3. If a reward $$r_t$$ is seen above $$b_i$$, use $$b_{i+1} = r_t - a_i$$.

Instead of just doubling the length of the interval (“doubling trick”), we use $$[r_t, b_i]$$ or $$[a_i, r_t]$$ as it is the smallest interval compatible with the past and the new observation $$r_t$$

• Reference. I’m not sure which work is the first to have proposed this idea, but [[Normalized online learning, Stéphane Ross & Paul Mineiro & John Langford, 2013](https://arxiv.org/pdf/1305.6646.pdf)] proposes a similar idea.

See for instance Obandit.WrapRange by @freuk.

class Policies.WrapRange.WrapRange(nbArms, policy=<class 'Policies.UCB.UCB'>, lower=0.0, amplitude=1.0, *args, **kwargs)[source]

A policy that acts as a wrapper on another policy P, which requires to know the range $$[a, b]$$ of the rewards, by implementing a “doubling trick” to adapt to an unknown range of rewards.

__init__(nbArms, policy=<class 'Policies.UCB.UCB'>, lower=0.0, amplitude=1.0, *args, **kwargs)[source]

New policy.

policy = None

Underlying policy

__str__()[source]

-> str

startGame()[source]

Initialize the policy for a new game.

getReward(arm, reward)[source]

Maybe change the current range and rescale all the past history, and then pass the reward, and update t.
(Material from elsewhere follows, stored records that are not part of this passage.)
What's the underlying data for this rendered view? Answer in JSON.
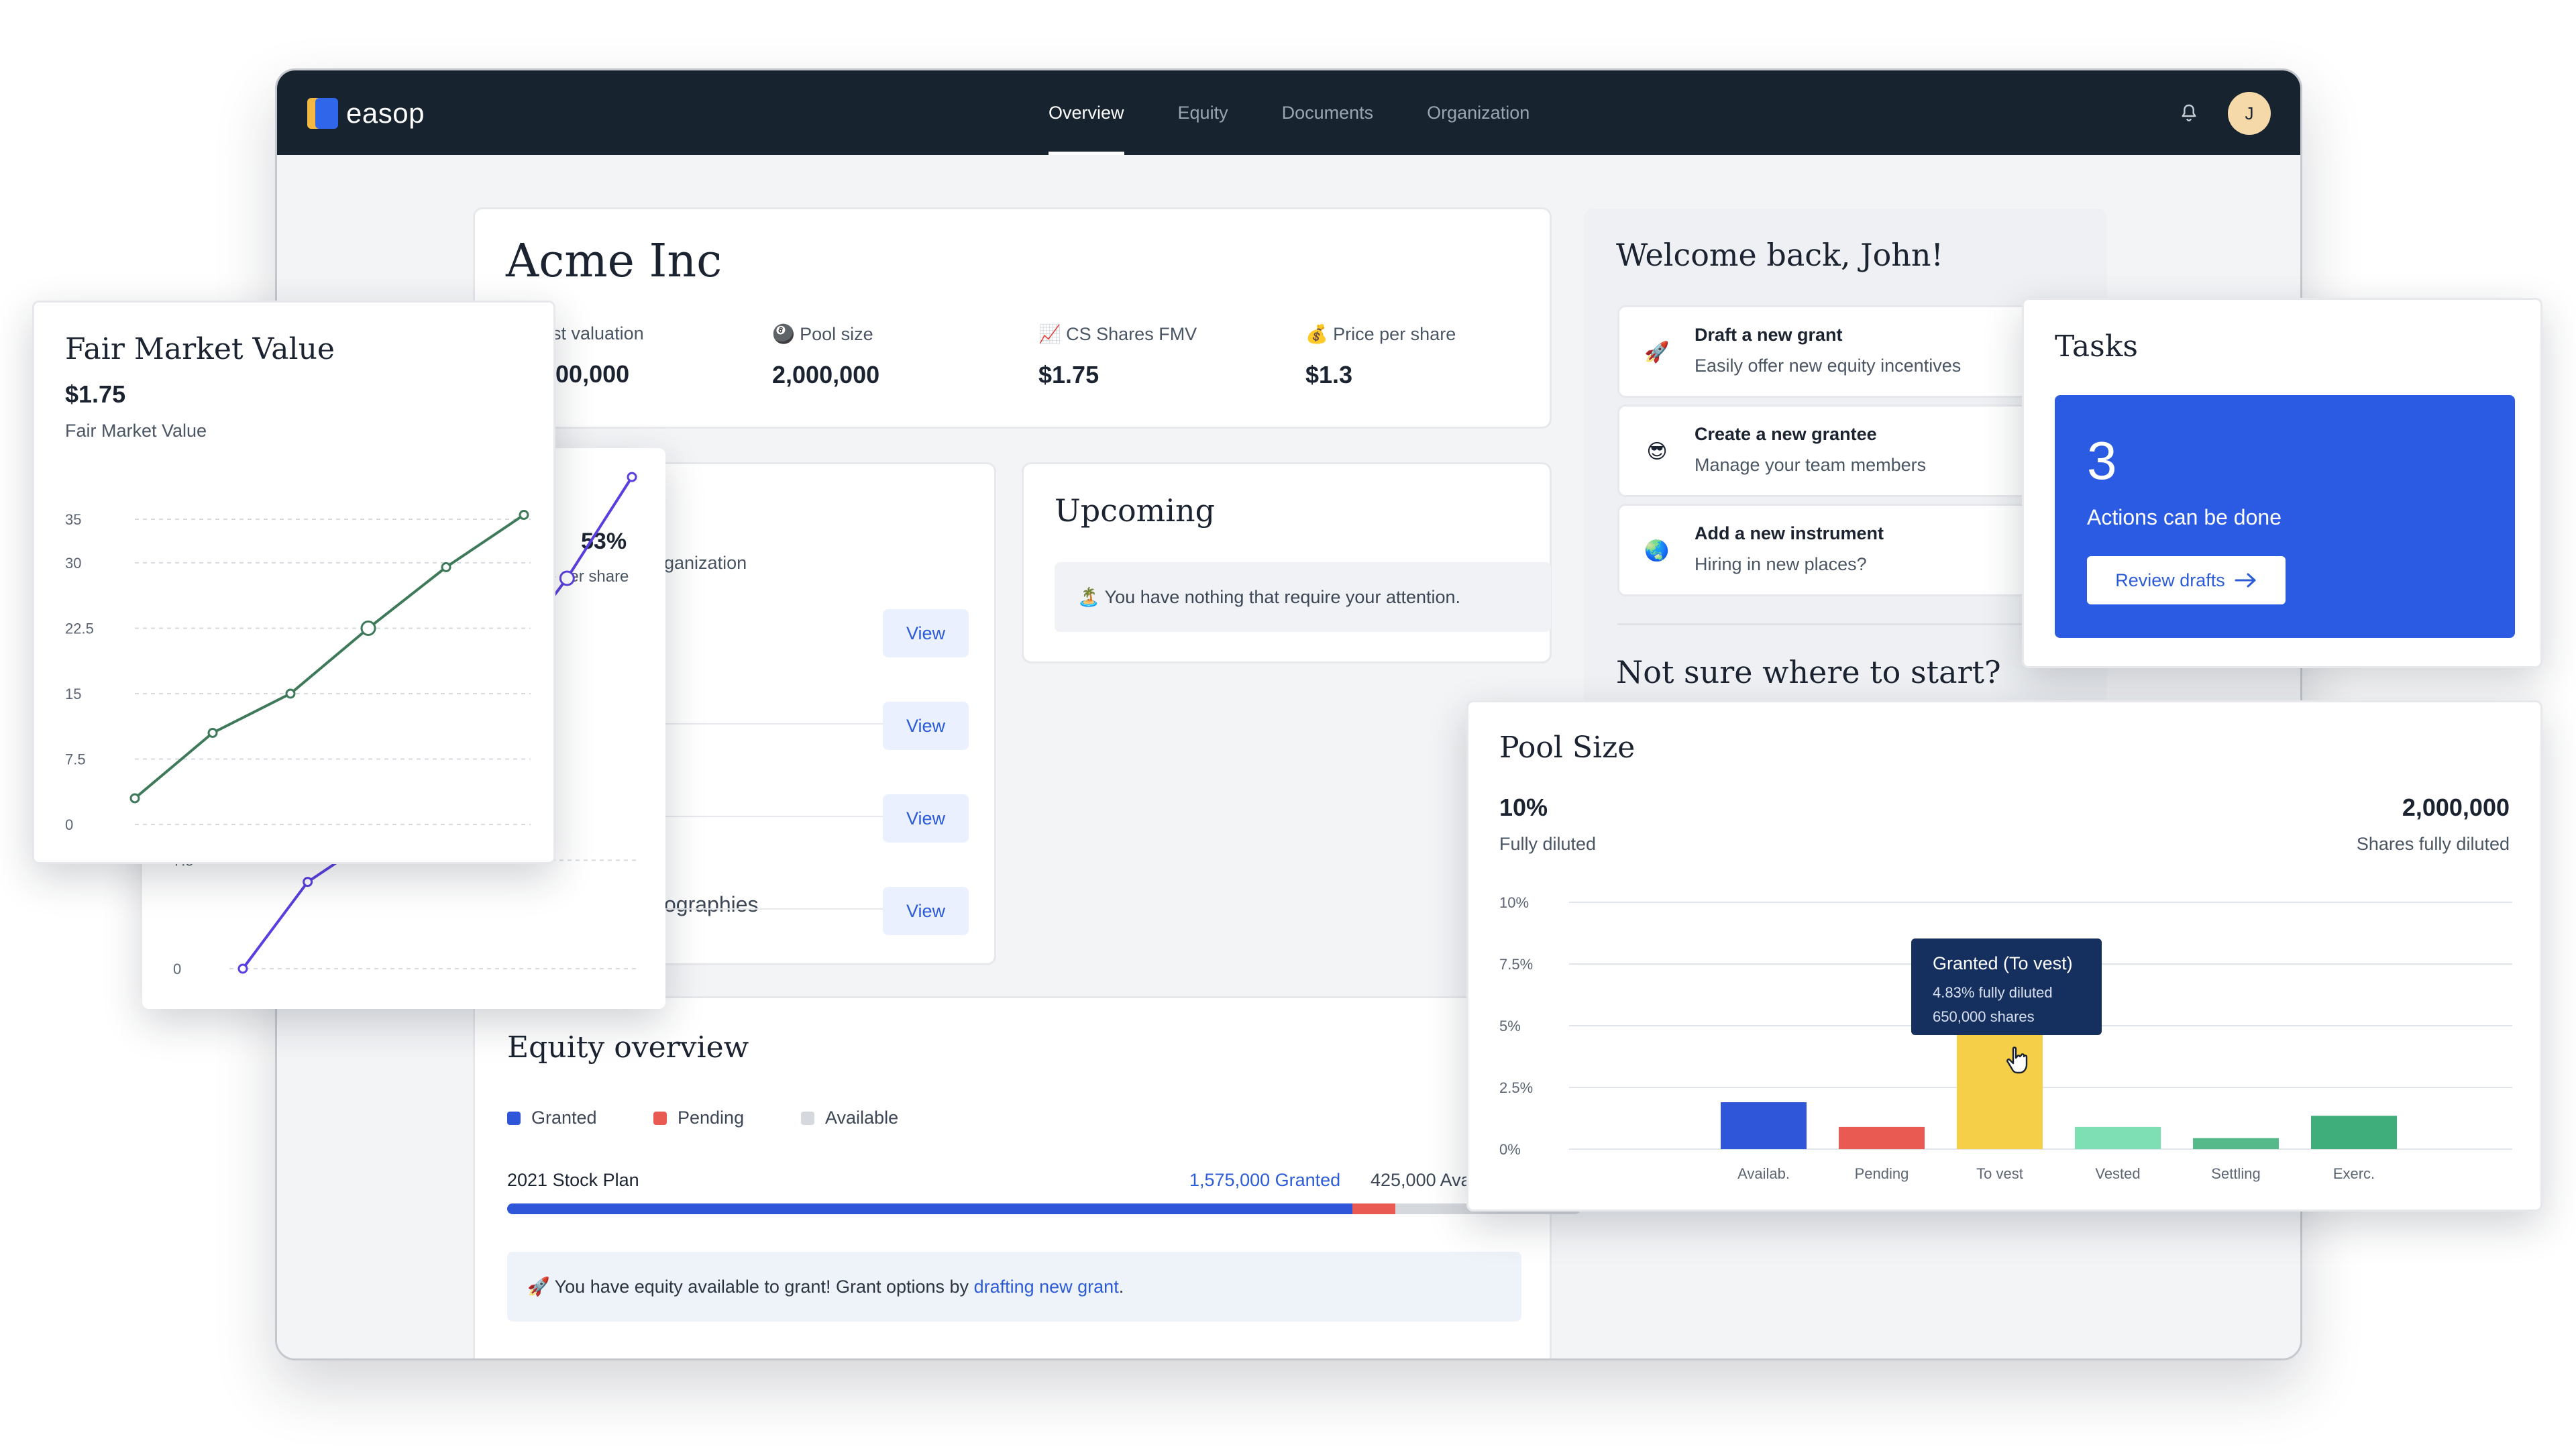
{
  "app": {
    "logo_text": "easop",
    "nav": [
      {
        "label": "Overview",
        "active": true
      },
      {
        "label": "Equity",
        "active": false
      },
      {
        "label": "Documents",
        "active": false
      },
      {
        "label": "Organization",
        "active": false
      }
    ],
    "avatar_initial": "J",
    "bell_icon": "bell-icon"
  },
  "company": {
    "name": "Acme Inc",
    "stats": [
      {
        "label": "est valuation",
        "value": "000,000"
      },
      {
        "label": "Pool size",
        "value": "2,000,000",
        "emoji": "🎱"
      },
      {
        "label": "CS Shares FMV",
        "value": "$1.75",
        "emoji": "📈"
      },
      {
        "label": "Price per share",
        "value": "$1.3",
        "emoji": "💰"
      }
    ]
  },
  "left_list": {
    "percent": "53%",
    "percent_sub": "e per share",
    "org_fragment": "ganization",
    "graphies_fragment": "ographies",
    "view_labels": [
      "View",
      "View",
      "View",
      "View"
    ]
  },
  "upcoming": {
    "title": "Upcoming",
    "note": "You have nothing that require your attention.",
    "emoji": "🏝️"
  },
  "equity": {
    "title": "Equity overview",
    "legend": [
      {
        "label": "Granted",
        "color": "#2f56d9"
      },
      {
        "label": "Pending",
        "color": "#e85a52"
      },
      {
        "label": "Available",
        "color": "#d5d8dd"
      }
    ],
    "plan_name": "2021 Stock Plan",
    "granted_text": "1,575,000 Granted",
    "available_text": "425,000 Ava",
    "granted_fraction": 0.7875,
    "pending_fraction": 0.04,
    "banner_prefix": "You have equity available to grant! Grant options by ",
    "banner_link": "drafting new grant",
    "banner_suffix": ".",
    "banner_emoji": "🚀"
  },
  "welcome": {
    "title": "Welcome back, John!",
    "actions": [
      {
        "title": "Draft a new grant",
        "subtitle": "Easily offer new equity incentives",
        "emoji": "🚀"
      },
      {
        "title": "Create a new grantee",
        "subtitle": "Manage your team members",
        "emoji": "😎"
      },
      {
        "title": "Add a new instrument",
        "subtitle": "Hiring in new places?",
        "emoji": "🌏"
      }
    ],
    "not_sure": "Not sure where to start?"
  },
  "tasks": {
    "title": "Tasks",
    "count": "3",
    "subtitle": "Actions can be done",
    "button": "Review drafts"
  },
  "fmv": {
    "title": "Fair Market Value",
    "value": "$1.75",
    "subtitle": "Fair Market Value"
  },
  "pool": {
    "title": "Pool Size",
    "percent": "10%",
    "percent_label": "Fully diluted",
    "shares": "2,000,000",
    "shares_label": "Shares fully diluted",
    "tooltip": {
      "title": "Granted (To vest)",
      "line1": "4.83% fully diluted",
      "line2": "650,000 shares"
    }
  },
  "chart_data": [
    {
      "type": "line",
      "title": "Fair Market Value",
      "x": [
        0,
        1,
        2,
        3,
        4,
        5
      ],
      "series": [
        {
          "values": [
            3,
            10.5,
            15,
            22.5,
            29.5,
            35.5
          ],
          "color": "#3e7a5a"
        }
      ],
      "yticks": [
        "0",
        "7.5",
        "15",
        "22.5",
        "30",
        "35"
      ],
      "ylim": [
        0,
        36
      ],
      "grid": true
    },
    {
      "type": "line",
      "x": [
        0,
        1,
        2,
        3,
        4,
        5,
        6
      ],
      "series": [
        {
          "values": [
            0,
            6,
            9,
            15,
            21,
            27,
            34
          ],
          "color": "#5b3ee0"
        }
      ],
      "yticks": [
        "0",
        "7.5"
      ],
      "ylim": [
        0,
        36
      ],
      "grid": true
    },
    {
      "type": "bar",
      "title": "Pool Size",
      "categories": [
        "Availab.",
        "Pending",
        "To vest",
        "Vested",
        "Settling",
        "Exerc."
      ],
      "values": [
        1.9,
        0.9,
        4.83,
        0.9,
        0.45,
        1.35
      ],
      "colors": [
        "#2f56d9",
        "#e85a52",
        "#f5cf48",
        "#7ddfb3",
        "#56b98a",
        "#3fae7a"
      ],
      "yticks": [
        "0%",
        "2.5%",
        "5%",
        "7.5%",
        "10%"
      ],
      "ylim": [
        0,
        10
      ],
      "grid": true
    }
  ]
}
Let call $$r_s$$ the reward at time $$s$$, $$l_{t-1}$$ and $$a_{t-1}$$ the lower-bound and amplitude of rewards at previous time $$t-1$$, and $$l_t$$ and $$a_t$$ the new lower-bound and amplitude for current time $$t$$. The previous history is $$R_t := \sum_{s=1}^{t-1} r_s$$.

The generic formula for rescaling the previous history is the following:

$R_t := \frac{(a_{t-1} \times R_t + l_{t-1}) - l_t}{a_t}.$

So we have the following efficient algorithm:

1. If $$r < l_{t-1}$$, let $$l_t = r$$ and $$R_t := R_t + \frac{l_{t-1} - l_t}{a_t}$$,

2. Else if $$r > l_{t-1} + a_{t-1}$$, let $$a_t = r - l_{t-1}$$ and $$R_t := R_t \times \frac{a_{t-1}}{a-t}$$,

3. Otherwise, nothing to do, the current reward is still correctly in $$[l_{t-1}, l_{t-1} + a_{t-1}]$$, so simply keep $$l_t = l_{t-1}$$ and $$a_t = a_{t-1}$$.

property index

Get attribute index from the underlying policy.

choice()[source]

Pass the call to choice of the underlying policy.

choiceWithRank(rank=1)[source]

Pass the call to choiceWithRank of the underlying policy.

choiceFromSubSet(availableArms='all')[source]

Pass the call to choiceFromSubSet of the underlying policy.

choiceMultiple(nb=1)[source]

Pass the call to choiceMultiple of the underlying policy.

choiceIMP(nb=1, startWithChoiceMultiple=True)[source]

Pass the call to choiceIMP of the underlying policy.

estimatedOrder()[source]

Pass the call to estimatedOrder of the underlying policy.

estimatedBestArms(M=1)[source]

Pass the call to estimatedBestArms of the underlying policy.

computeIndex(arm)[source]

Pass the call to computeIndex of the underlying policy.

computeAllIndex()[source]

Pass the call to computeAllIndex of the underlying policy.

__module__ = 'Policies.WrapRange'